My book project, tentatively titled “Appropriate, Negotiate, Challenge: Activist imaginaries and the politics of digital technologies” examines the relationship between contemporary social movements and digital media, by considering how activists think about the politics of digital technologies and how they imagine the role of technology in their struggles for social change. I develop the term “technological imaginary” to study how social movements construct discourses about technology and its political implications.
The book argues that activists’ technological imaginaries are shaped by and shape the politics of contemporary movements. On the one hand, this means that technologies are imagined through a political lens, which is specific to each movement; this imaginative work takes into account the ideology of these movements and the political context in which they are embedded. On the other hand, technological imaginaries influence the political action of these movements, enabling some options, and constraining others. In particular, I suggest that although social justice-oriented movements are pushing back against Silicon Valley, their reliance on corporate digital technologies seems to limit their ability to imagine political and technological alternatives.

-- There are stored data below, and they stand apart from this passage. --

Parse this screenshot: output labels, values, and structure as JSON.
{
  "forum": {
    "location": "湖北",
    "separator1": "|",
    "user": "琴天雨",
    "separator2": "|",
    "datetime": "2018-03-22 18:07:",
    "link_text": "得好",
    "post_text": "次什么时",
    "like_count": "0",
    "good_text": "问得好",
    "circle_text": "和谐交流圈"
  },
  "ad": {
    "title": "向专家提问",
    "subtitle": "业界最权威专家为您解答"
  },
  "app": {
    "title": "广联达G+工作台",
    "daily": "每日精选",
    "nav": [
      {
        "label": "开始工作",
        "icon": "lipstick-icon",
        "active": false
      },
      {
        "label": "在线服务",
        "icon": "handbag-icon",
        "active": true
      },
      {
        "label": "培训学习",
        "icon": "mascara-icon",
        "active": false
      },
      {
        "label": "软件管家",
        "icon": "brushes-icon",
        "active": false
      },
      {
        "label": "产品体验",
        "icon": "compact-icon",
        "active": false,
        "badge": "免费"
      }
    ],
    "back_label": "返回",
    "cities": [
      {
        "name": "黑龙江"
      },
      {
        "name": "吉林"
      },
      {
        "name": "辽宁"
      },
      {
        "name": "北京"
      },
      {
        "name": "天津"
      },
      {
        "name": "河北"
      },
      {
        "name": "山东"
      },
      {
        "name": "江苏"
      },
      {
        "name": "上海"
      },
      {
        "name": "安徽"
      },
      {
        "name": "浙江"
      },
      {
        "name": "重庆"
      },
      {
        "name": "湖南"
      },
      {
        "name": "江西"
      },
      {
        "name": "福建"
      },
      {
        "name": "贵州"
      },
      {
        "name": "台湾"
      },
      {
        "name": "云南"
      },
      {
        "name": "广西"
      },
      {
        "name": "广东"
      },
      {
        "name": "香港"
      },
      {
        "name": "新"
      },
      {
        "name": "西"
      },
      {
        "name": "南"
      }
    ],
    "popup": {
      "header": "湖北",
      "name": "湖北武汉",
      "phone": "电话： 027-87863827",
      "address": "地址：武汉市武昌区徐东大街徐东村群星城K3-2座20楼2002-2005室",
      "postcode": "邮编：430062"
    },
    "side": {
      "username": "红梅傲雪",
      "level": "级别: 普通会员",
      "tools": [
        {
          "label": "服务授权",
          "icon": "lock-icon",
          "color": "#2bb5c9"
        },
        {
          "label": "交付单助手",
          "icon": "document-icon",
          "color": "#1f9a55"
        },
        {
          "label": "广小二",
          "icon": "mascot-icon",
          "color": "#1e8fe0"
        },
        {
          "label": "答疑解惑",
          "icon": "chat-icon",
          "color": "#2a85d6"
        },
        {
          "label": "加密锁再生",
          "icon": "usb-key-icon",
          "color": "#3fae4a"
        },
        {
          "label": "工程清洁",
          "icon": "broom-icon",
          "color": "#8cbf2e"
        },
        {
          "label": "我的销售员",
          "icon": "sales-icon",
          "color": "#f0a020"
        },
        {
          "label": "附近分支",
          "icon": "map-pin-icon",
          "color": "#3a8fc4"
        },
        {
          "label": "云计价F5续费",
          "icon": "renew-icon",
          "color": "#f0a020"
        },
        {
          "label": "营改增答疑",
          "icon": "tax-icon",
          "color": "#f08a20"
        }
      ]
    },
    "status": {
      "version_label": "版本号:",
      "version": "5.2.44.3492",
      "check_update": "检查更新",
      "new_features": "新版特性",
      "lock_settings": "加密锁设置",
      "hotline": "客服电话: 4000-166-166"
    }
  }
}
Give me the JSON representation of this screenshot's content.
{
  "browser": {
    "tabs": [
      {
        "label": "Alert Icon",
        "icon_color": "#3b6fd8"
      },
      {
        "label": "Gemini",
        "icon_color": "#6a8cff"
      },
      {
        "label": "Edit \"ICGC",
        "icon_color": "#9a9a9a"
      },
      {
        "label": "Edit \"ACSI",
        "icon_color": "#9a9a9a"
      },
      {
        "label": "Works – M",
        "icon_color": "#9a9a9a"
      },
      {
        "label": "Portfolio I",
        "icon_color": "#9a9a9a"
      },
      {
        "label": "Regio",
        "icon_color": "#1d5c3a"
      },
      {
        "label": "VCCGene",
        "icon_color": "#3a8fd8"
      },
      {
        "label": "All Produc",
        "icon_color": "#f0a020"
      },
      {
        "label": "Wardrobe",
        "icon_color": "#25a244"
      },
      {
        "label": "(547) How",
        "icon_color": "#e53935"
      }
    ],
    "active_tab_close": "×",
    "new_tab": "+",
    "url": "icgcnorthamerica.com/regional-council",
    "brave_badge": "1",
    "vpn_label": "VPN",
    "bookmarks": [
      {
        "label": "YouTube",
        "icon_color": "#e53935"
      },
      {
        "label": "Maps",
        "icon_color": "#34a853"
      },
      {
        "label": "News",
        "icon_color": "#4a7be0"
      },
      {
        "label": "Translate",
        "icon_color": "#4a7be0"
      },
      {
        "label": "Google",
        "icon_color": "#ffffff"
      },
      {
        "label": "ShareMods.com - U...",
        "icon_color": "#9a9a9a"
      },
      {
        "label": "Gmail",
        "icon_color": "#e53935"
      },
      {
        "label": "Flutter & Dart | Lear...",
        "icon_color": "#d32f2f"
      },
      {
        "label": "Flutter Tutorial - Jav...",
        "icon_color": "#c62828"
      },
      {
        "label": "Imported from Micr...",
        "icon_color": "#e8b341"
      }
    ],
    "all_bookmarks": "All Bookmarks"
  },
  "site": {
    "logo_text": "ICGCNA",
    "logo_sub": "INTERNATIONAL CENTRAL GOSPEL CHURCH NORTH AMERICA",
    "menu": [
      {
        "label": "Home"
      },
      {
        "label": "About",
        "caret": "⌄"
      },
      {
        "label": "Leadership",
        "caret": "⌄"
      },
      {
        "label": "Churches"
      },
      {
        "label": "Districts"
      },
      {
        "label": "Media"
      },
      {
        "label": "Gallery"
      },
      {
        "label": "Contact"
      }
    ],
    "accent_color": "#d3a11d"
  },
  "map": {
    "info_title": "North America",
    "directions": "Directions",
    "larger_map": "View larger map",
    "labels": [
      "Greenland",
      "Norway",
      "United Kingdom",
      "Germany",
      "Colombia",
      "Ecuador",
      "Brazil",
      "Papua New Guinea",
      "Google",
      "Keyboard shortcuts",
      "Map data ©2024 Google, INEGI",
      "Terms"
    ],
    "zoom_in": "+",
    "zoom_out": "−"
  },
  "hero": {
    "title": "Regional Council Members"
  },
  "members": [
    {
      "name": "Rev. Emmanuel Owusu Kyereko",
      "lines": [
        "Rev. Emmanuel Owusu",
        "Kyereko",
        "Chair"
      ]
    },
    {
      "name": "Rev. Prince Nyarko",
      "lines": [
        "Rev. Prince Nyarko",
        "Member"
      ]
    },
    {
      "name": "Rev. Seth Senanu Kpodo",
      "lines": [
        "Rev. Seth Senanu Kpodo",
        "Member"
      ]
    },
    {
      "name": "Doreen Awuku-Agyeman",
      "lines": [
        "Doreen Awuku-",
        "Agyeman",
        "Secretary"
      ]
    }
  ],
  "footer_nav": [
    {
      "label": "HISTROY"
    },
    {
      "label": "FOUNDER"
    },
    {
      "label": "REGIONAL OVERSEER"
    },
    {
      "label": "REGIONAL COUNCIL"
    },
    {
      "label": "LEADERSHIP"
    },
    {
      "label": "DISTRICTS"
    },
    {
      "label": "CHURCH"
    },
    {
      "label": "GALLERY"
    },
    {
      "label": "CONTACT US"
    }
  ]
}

The premise of the book is that activists are exposed to a mainstream, dominant technological imaginary, deployed by Silicon Valley actors, which connects digital technologies to social change, and which is embedded in the technology created by these actors. The book examines how activists make sense of this dominant technological imaginary and of Silicon Valley technologies (such as Facebook and Twitter), by looking at how movements create their own technological imaginaries.
Through an empirical analysis of three contemporary leftist movements in Hungary, Italy and the United States, based on interviews, field observations, and a novel creative research method I created, the visual focus group, I propose a typology of activists’ technological imaginaries, based on how they respond to Silicon Valley’s imaginary: imaginaries of appropriation, negotiation, or challenge. In so doing, I show that movements’ imaginaries are shaped by the political ideology of activists and by the political context in which they exist, and that they shape how activists think about the political possibilities available to them.